Revenue’s figures are at odds with a recent CSO figure of 166,000 empty properties
Further doubts have been cast on the vacant home tax as Revenue figures show just over 57,000 empty properties.
Local Property Tax Returns show that 57,206, or 3.2pc of properties, were indicated by their owners as being vacant on November 1, 2021.
This is in stark contrast to recently published preliminary CSO figures which showed 166,000 empty properties.
However, Government sources insisted that these figures include derelict homes, which are not subject to the Local Property Tax (LPT).
A fifth of the 57,206 properties recorded by Revenue, or over 11,000, are holiday homes, while the majority of homes - 42,522 – are not the primary residence of their owners.
The highest rates of vacancy were returned in Donegal, at 6.7pc, Kerry at 6.4pc, Leitrim at 6.3pc and Mayo at 6pc.
The most common reason given for vacancy was that the properties are holiday homes, with 40.6pc of the vacant homes in Donegal and 39.9pc in Kerry being holiday homes.
According to the newly published Revenue figures, just 2.6pc of properties in the Dublin City local authority area are vacant.
In Cork city, 2.6pc of properties were recorded as vacant, with 2.4pc in Galway city, 2.5pc in Limerick city and county, while the Fingal region in Dublin recorded just 1.7pc of vacant homes.
The most common reason (22.4pc) given for properties being empty was that they were being refurbished, and 20.4pc of vacant properties were recorded as being holiday homes.

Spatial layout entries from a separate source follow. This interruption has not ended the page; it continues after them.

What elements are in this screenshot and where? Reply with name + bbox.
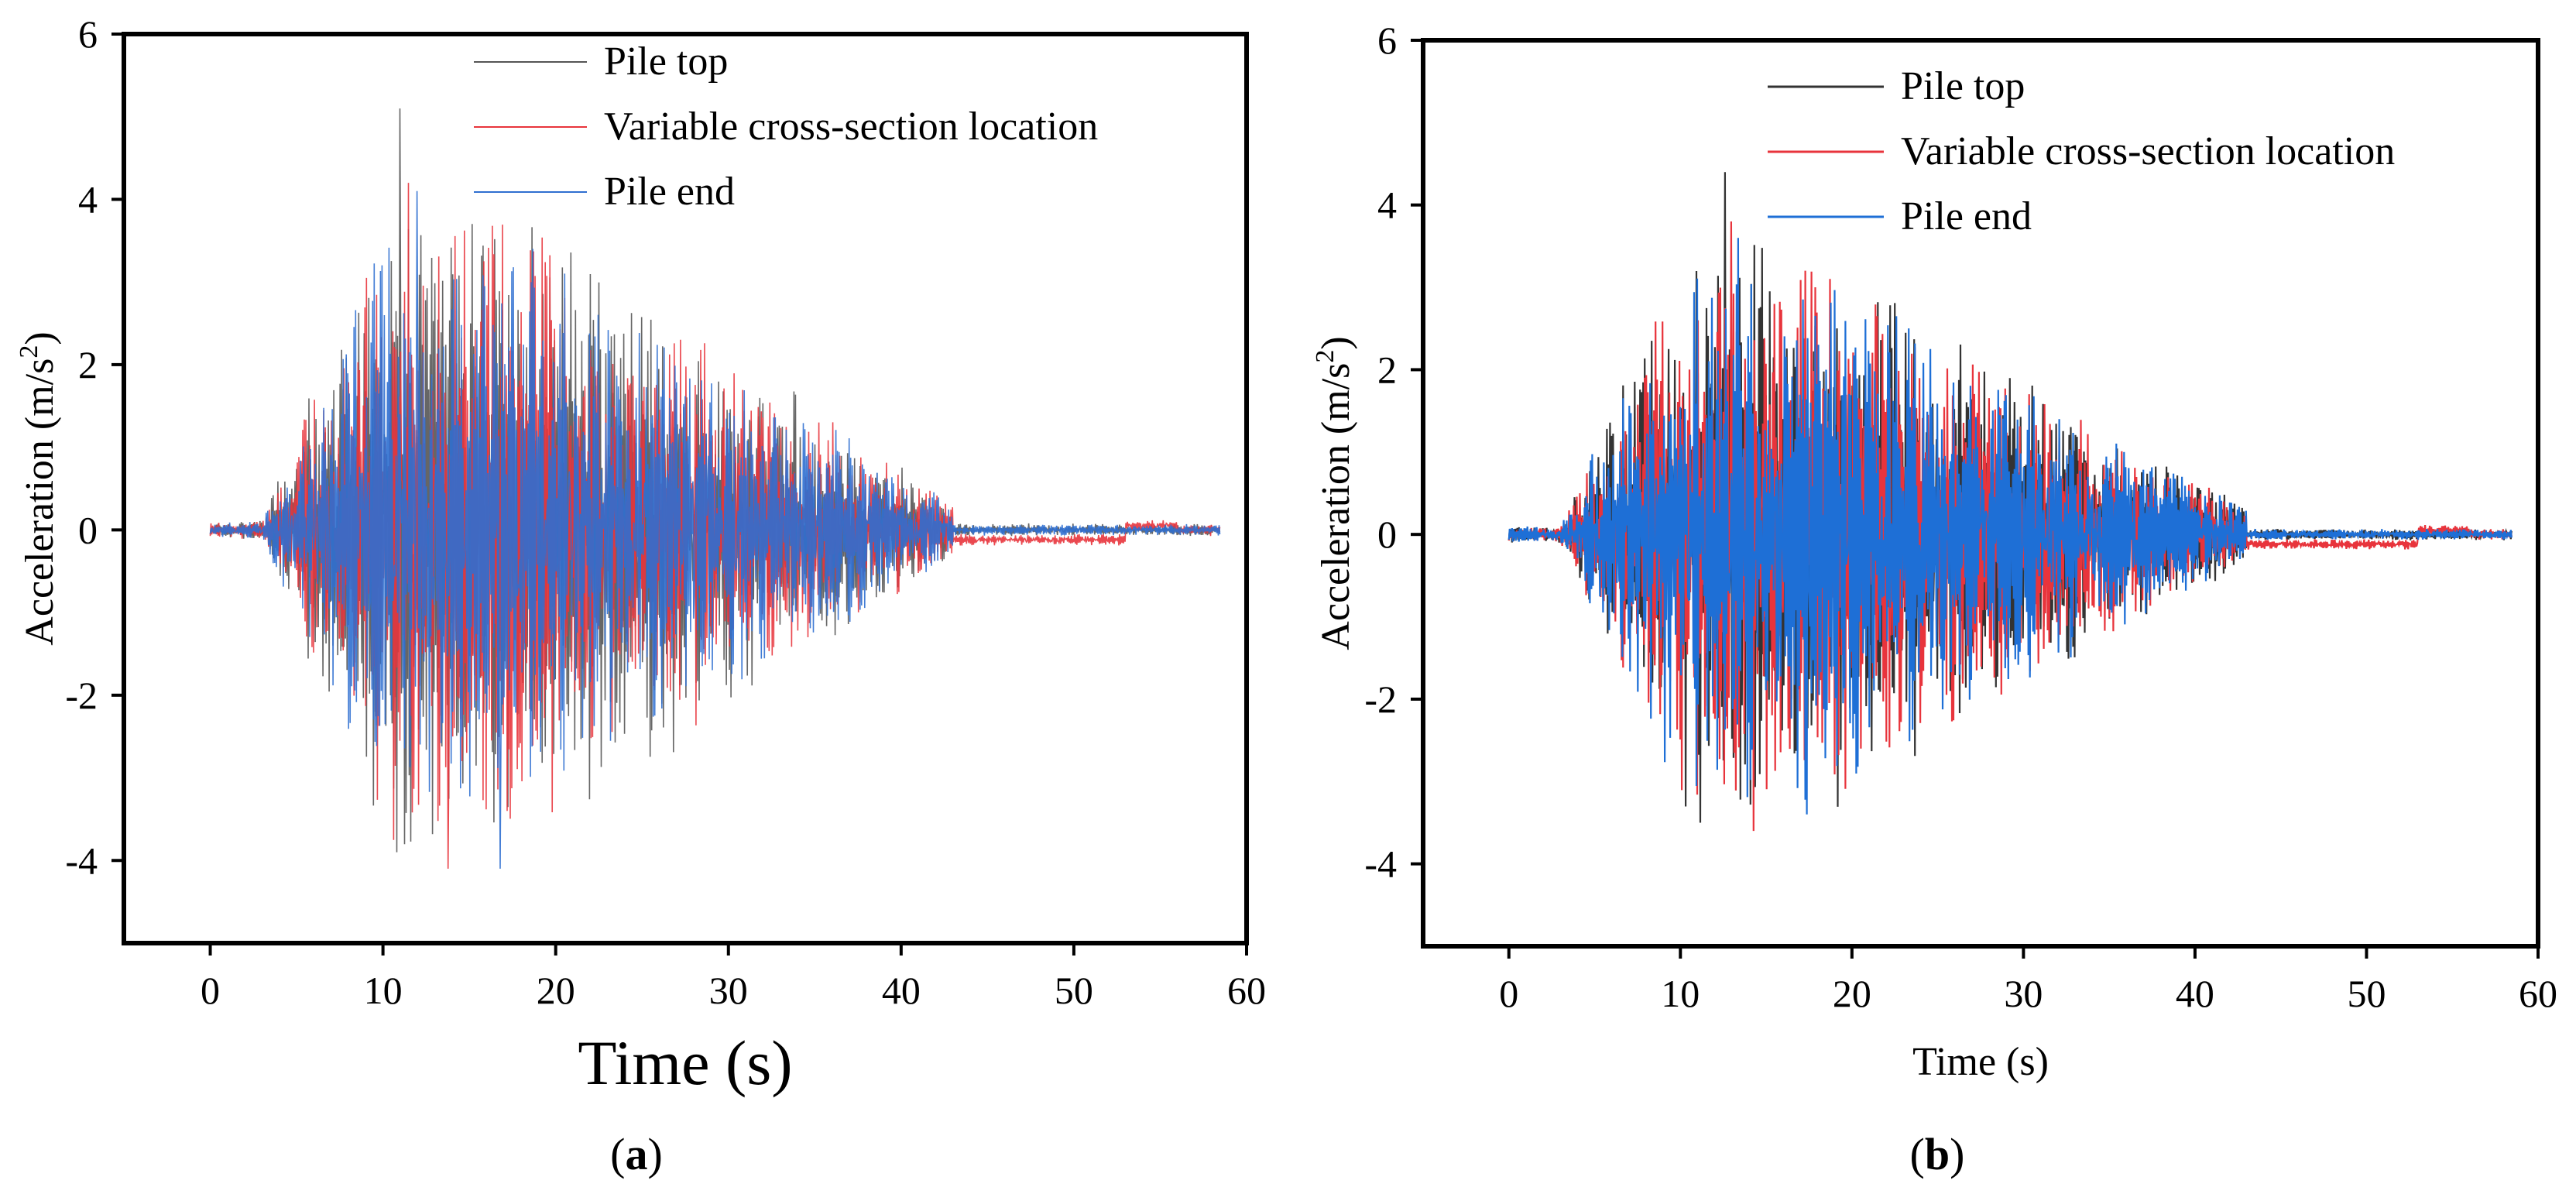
series-line-pile-end (209, 190, 1221, 869)
legend-label: Pile end (604, 170, 735, 214)
y-tick-label: -2 (65, 674, 98, 717)
panel-a-y-axis-title: Acceleration (m/s2) (15, 331, 62, 645)
y-tick-label: -4 (1364, 842, 1397, 886)
panel-b-legend: Pile top Variable cross-section location P… (1768, 64, 2395, 238)
x-tick-label: 0 (201, 969, 220, 1012)
panel-b-x-ticks: 0 10 20 30 40 50 60 (1499, 946, 2557, 1015)
x-tick-label: 30 (709, 969, 748, 1012)
panel-b-x-axis-title: Time (s) (1912, 1040, 2049, 1084)
panel-a-x-ticks: 0 10 20 30 40 50 60 (201, 943, 1266, 1012)
x-tick-label: 50 (2347, 972, 2386, 1015)
series-line-pile-end (1508, 238, 2513, 815)
x-tick-label: 10 (1661, 972, 1700, 1015)
legend-label: Pile top (604, 39, 728, 84)
y-tick-label: 0 (78, 508, 98, 551)
y-tick-label: 6 (78, 12, 98, 56)
panel-b-plot-frame (1421, 38, 2540, 949)
panel-a-y-ticks: -4 -2 0 2 4 6 (65, 12, 124, 882)
panel-a-x-axis-title: Time (s) (578, 1028, 792, 1098)
legend-label: Pile end (1901, 194, 2032, 238)
x-tick-label: 20 (537, 969, 575, 1012)
panel-b-chart: 0 10 20 30 40 50 60 -4 -2 0 2 4 6 Pile top Variable … (1311, 19, 2557, 1179)
y-tick-label: 4 (78, 177, 98, 221)
legend-label: Variable cross-section location (604, 105, 1098, 149)
y-tick-label: 2 (1377, 348, 1397, 391)
x-tick-label: 20 (1833, 972, 1871, 1015)
y-tick-label: 0 (1377, 513, 1397, 556)
y-tick-label: -2 (1364, 678, 1397, 721)
panel-b-series-layer (1508, 172, 2513, 832)
panel-a-plot-frame (122, 32, 1249, 945)
legend-label: Variable cross-section location (1901, 129, 2395, 173)
x-tick-label: 60 (2519, 972, 2557, 1015)
y-tick-label: -4 (65, 839, 98, 882)
panel-a-series-layer (209, 108, 1221, 869)
panel-b-y-axis-title: Acceleration (m/s2) (1311, 336, 1358, 650)
x-tick-label: 10 (364, 969, 403, 1012)
x-tick-label: 50 (1055, 969, 1093, 1012)
panel-b-y-ticks: -4 -2 0 2 4 6 (1364, 19, 1423, 886)
x-tick-label: 40 (2176, 972, 2214, 1015)
panel-a-label: (a) (610, 1129, 663, 1179)
x-tick-label: 30 (2004, 972, 2043, 1015)
panel-a-legend: Pile top Variable cross-section location P… (474, 39, 1098, 214)
panel-a-chart: 0 10 20 30 40 50 60 -4 -2 0 2 4 6 Pile top Variable … (15, 12, 1266, 1179)
x-tick-label: 40 (882, 969, 921, 1012)
y-tick-label: 2 (78, 343, 98, 386)
legend-label: Pile top (1901, 64, 2025, 108)
x-tick-label: 60 (1227, 969, 1266, 1012)
panel-b-label: (b) (1910, 1129, 1965, 1179)
x-tick-label: 0 (1499, 972, 1518, 1015)
y-tick-label: 6 (1377, 19, 1397, 62)
y-tick-label: 4 (1377, 184, 1397, 227)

For homes which have been empty for longer than a year, a third of property owners said the property is being renovated.
Of the 57,206 properties reported as vacant by their owners, 3,450 are owned by local authorities and Approved Housing Bodies (AHBs).
Some 61pc of vacant properties were reported as being vacant for less than 12 months.
There are 553 property owners who own 10 or more properties with at least one property reported as vacant.
Of these, 108 owners own 10 or more vacant properties.
Some 77pc of vacant properties are worth less than €350,000.
Minister for Finance Paschal Donohoe said addressing vacancy and dereliction is a “primary objective” for Government.
“While both Revenue data and the preliminary Census 2022 data show that vacancy is within a normal range, it is important that the Government acts to ensure all viable housing stock is being used,” he said.
“This information provides the basis for ongoing work on the merits, impact and design of a tax on vacant residential properties. Further details on this measure will be made available as my officials work out the technicalities of administering a new tax.”
The Government has previously committed to putting in place a vacant home tax to reduce empty properties.
Minister Donohoe has previously said that Local Property Tax returns show a “low level” of vacancy and today’s new figures reveal this detail for the first time.
Independent.ie previously reported how officials within the Department of Finance are exploring whether electricity usage could be tracked to identify vacant properties.